Der die Bahn in ihre Schranken verweist

Karl-Peter Naumann, Vorsitzender von Pro Bahn, kämpft gegen das neue Preissystem – den Fahrgästen zuliebe

Karl-Peter Naumann trifft Bahnchef Hartmut Mehdorn offenbar ins Mark: Der Vorsitzende des Fahrgastverbands Pro Bahn hatte kürzlich lauthals behauptet, jeder zweite Fahrgast bezahle zu viel. Mit dem neuen Preissystem der Deutschen Bahn AG sei es reine Glückssache, die günstigste Fahrkarte zu bekommen. Mehdorn tobte, forderte Naumann auf, schriftlich zu erklären, er würde seine Vorwürfe nicht wiederholen.

Der breit gebaute Hamburger allerdings denkt gar nicht daran. Erst gestern sagte er noch einmal, Testkäufe hätten seine Krittik bestätigt. So weigert er sich schlichtweg eine Unterlassungserklärung zu unterschreiben. Die Bahn hatte ihm eine Frist bis Donnerstag gesetzt. Doch Naumann lässt es auf einen Streit mit dem größten Verkehrskonzern Europas vor Gericht ankommen. Jetzt will die DB gegen ihn wegen unwahrer, geschäftsschädigender Behauptungen klagen.

Mit norddeutscher Gelassenheit stemmt sich da David gegen Goliath. „Mal schauen, ob ein mächtiger Konzern wirklich einen kleinen Verbraucherverband fertig machen will“, sagt Naumann. Sein Verband ist tatsächlich vergleichsweise klein, zählt rund 5.000 Mitglieder. Dennnoch ist Pro Bahn vielen in Deutschland bekannt. „Dank des regen Naumann“, sagt einer seiner Verbandskollegen.

Der 51-Jährige ist seit fünf Jahren Bundesvorsitzender – und ein alter Hase. Vor 18 Jahren ist er zu dem Verband gekommen, zwei Jahre nach der Gründung. Ihm wird nachgesagt, von der Deutschen Bahn AG genauso viel Ahnung zu haben wie Mehdorn selbst. Der Unterschied: Für Naumann ist die Bahn ein Hobby, Pro Bahn ein Ehrenamt. Der Diplomchemiker arbeitet hauptberuflich in der pharmazeutischen Industrie. Weil er selbst viel Bahn gefahren sei, habe er gemerkt, „was alles noch verbessert werden könne“. Kein „Pufferküsser“ also, wie die Bahnnostalgiker gern genannt werden. Sondern einer, dem es darum geht, mehr Leute auf die Schiene zu bringen, die Rechte der Fahrgäste zu stärken, den Bahnverkehr insgesamt zu fördern. Dafür opfere er gern im Schnitt zehn Stunden pro Woche, sagt Naumann. Für seinen größten Fall – denn das ist der Streit, den er nun mit Mehdorn ausfechten wird, sicherlich – reichen die wohl kaum.

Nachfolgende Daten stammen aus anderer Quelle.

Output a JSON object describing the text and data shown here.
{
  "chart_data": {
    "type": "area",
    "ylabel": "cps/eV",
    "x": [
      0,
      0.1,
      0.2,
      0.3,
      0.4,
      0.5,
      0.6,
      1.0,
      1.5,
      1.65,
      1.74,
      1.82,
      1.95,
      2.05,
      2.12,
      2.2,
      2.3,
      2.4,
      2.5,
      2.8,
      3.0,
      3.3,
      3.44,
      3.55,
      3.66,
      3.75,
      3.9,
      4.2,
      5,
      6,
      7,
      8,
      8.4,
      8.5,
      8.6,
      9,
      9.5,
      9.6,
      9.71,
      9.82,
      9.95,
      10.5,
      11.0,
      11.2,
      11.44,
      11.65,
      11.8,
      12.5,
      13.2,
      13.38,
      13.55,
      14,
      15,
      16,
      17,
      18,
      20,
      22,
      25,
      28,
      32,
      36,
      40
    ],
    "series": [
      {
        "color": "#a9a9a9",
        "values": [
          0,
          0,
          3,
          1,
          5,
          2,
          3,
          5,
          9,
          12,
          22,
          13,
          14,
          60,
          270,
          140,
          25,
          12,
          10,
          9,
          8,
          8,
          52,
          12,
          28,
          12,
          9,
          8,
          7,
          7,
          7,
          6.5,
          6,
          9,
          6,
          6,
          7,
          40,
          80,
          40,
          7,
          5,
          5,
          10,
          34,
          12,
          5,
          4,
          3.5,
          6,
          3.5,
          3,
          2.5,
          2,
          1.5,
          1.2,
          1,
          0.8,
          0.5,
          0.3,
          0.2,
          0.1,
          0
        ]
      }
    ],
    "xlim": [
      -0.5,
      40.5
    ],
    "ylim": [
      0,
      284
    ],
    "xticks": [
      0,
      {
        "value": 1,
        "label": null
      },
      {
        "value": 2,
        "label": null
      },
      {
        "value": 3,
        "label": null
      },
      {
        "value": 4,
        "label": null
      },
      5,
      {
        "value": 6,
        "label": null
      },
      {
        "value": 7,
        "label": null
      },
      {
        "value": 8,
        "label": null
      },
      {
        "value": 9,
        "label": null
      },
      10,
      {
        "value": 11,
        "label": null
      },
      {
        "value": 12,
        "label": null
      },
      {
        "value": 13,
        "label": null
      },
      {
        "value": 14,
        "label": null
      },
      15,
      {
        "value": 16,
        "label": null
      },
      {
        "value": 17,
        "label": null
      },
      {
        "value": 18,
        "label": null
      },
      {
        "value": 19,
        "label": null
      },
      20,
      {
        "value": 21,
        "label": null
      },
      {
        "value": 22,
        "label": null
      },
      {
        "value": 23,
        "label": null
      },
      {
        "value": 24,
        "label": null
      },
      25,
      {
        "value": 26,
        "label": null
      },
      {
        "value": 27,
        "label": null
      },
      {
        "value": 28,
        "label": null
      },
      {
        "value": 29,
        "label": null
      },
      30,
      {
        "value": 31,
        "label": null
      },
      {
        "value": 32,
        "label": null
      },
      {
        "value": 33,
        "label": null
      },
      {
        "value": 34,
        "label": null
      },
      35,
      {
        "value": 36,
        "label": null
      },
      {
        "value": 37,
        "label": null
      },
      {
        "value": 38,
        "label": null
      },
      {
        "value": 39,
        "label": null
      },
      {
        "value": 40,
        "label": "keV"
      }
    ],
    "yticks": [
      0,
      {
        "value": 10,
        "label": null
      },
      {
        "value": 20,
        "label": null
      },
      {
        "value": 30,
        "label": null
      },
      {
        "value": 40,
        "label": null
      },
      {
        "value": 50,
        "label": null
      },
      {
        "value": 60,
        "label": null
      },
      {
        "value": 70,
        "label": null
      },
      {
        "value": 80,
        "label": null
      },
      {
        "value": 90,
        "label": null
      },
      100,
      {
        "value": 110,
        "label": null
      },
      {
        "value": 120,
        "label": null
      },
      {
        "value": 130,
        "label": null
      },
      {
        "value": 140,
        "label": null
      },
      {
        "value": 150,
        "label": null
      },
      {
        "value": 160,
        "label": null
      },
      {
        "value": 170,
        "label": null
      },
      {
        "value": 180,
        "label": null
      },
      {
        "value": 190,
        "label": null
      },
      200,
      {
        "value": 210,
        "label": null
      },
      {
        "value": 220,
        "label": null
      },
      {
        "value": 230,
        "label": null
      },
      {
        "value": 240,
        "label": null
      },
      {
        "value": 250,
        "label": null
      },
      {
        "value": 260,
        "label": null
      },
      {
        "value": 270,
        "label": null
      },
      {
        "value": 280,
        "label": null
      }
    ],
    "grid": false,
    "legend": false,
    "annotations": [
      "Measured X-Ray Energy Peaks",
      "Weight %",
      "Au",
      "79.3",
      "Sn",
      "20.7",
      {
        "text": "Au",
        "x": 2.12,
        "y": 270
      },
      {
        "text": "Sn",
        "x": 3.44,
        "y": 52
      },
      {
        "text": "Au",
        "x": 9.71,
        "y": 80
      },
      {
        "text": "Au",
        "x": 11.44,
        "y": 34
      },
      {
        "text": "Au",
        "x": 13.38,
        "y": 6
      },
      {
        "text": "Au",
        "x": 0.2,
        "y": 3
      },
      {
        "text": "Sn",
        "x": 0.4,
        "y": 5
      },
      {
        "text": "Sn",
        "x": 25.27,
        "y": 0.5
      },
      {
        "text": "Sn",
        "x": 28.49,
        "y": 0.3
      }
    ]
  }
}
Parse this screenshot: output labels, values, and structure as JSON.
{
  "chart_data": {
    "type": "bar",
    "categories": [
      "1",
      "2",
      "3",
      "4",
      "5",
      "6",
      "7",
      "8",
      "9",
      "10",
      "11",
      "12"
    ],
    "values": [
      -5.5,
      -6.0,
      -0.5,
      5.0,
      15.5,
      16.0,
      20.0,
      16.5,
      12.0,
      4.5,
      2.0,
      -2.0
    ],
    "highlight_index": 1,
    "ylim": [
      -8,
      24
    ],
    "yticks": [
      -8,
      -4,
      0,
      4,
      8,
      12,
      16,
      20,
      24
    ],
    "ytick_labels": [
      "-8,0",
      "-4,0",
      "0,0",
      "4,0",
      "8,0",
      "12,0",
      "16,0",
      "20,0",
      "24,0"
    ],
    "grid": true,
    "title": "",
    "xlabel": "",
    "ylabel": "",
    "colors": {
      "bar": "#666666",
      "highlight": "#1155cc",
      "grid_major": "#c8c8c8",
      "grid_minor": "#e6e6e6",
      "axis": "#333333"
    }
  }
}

Profilierungssucht auf Kosten der Bahn hatte ihm Mehdorn vorgeworfen. Naumann entgegnet, er habe es nicht auf den Streit angelegt. „Uns bleibt aber wohl nichts anderes übrig“, sagt er. Doch unbestritten: Dass er jetzt gegen Mehdorn antritt, bringt nicht nur seinen Verband in die Medien, sondern stärkt auch seine interne Position noch einmal. Das weiß auch Naumann: „Selbst Leute, die mir im Verband eher kritisch gegenüberstehen, haben mir gesagt, mach weiter so.“ Seine Standhaftigkeit, das wundert allerdings nicht, begrüßen nun auch die Konkurrenten der DB, beispielsweise der größte, die Connex AG.

Für mehr als ein Jahr ist Karl-Peter Naumann noch als Bundesvorsitzender von Pro Bahn gewählt. Aufhören will er danach nicht. Er sagt: „Ob ich wiedergewählt werde, hängt sicherlich davon ab, wie der Streit mit Mehdorn jetzt ausgeht.“ Er sitze in jedem Fall fest im Sattel, heißt es von außenstehenden Kennern des Fahrgastverbands.

Naumann hat trotzdem Recht: Denn verliert er gegen die Deutsche Bahn, wird sein Verband ohnehin pleite sein.